Différentes théories s'affrontent pour tenter d'élucider les motifs de l'accord passé avec l'Iran sous l'égide d'Obama, dont l'effet transparent est de renforcer militairement et financièrement le régime le plus belliciste et anti-occidental de la planète, et de répandre la guerre dont les braises brûlent le Moyen-Orient, au détriment des intérêts vitaux de l'Amérique et de ses alliés. L'article ci-dessous est une réfutation de la stratégie de l'équilibre d'Obama.
Introduction
Titre original : Obama's Strategy Of Equilibrium
Première publication : 5 août 2015 The Middle East Media Research Institute
Auteurs : Ygal Carmon président fondateur de Memri; et Alberto M. Fernandez Vice President de Memri
Traduction : Jean-Pierre Bensimon
Introduction
Lors d'une interview à Thomas Friedman du New York Times, ("Obama plaide pour l'accord nucléaire iranien", 14 juillet 2015) le président Obama a demandé que l'accord nucléaire avec l'Iran ne soit jugé qu'en fonction de sa capacité à empêcher l'Iran de se doter d'une arme nucléaire, et non sur des questions comme "est-il en mesure de transformer le régime intérieur de l'Iran?" ou "[avec cet accord] sommes-nous en train de résoudre tous les problèmes à propos de l'Iran?" Cependant dans de nombreuses interviews données ces dernières années, il exposait une stratégie et un plan allant bien au-delà de l'accord iranien : une stratégie visant à créer un équilibre entre les Sunnites et les Chiites dans le monde musulman.

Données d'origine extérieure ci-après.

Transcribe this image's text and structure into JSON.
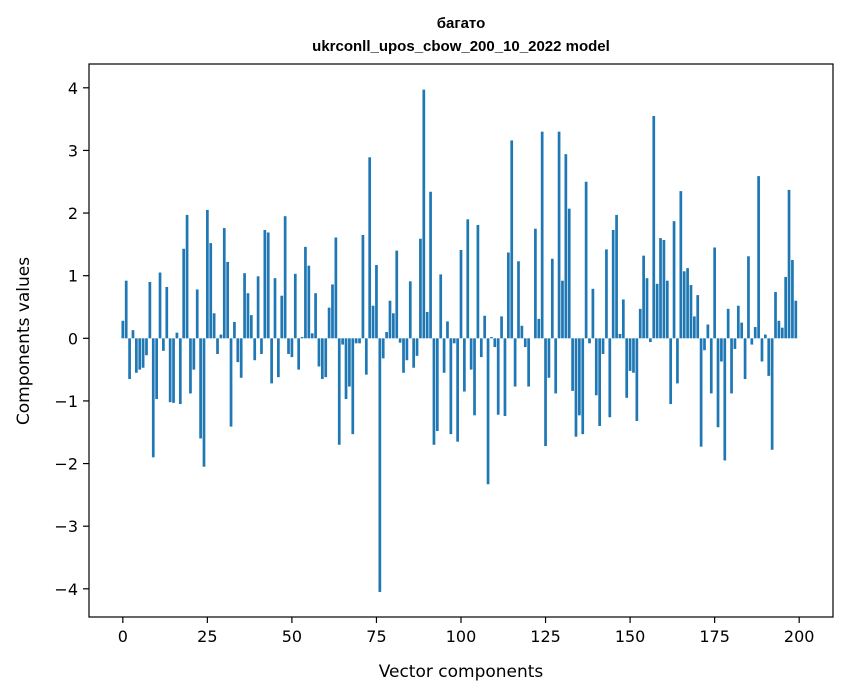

Le président Obama croit qu'un tel équilibre permettrait d'aboutir à un Moyen-Orient plus pacifique, où les tensions entre les pouvoirs régionaux seraient ramenées à de simples différends. Comme il l'a dit à David Remnick dans une interview à The New Yorker, "… si nous sommes capables d'amener l'Iran à agir de façon responsable… vous pourrez observer l'établissement d'un équilibre entre les Sunnites, où la majorité Sunnite, les états du golfe et l'Iran, où il y aurait de la compétition peut-être des soupçons, mais pas de guerre directe ou par procuration" ("Aller jusqu'au bout", 27 janvier 2014).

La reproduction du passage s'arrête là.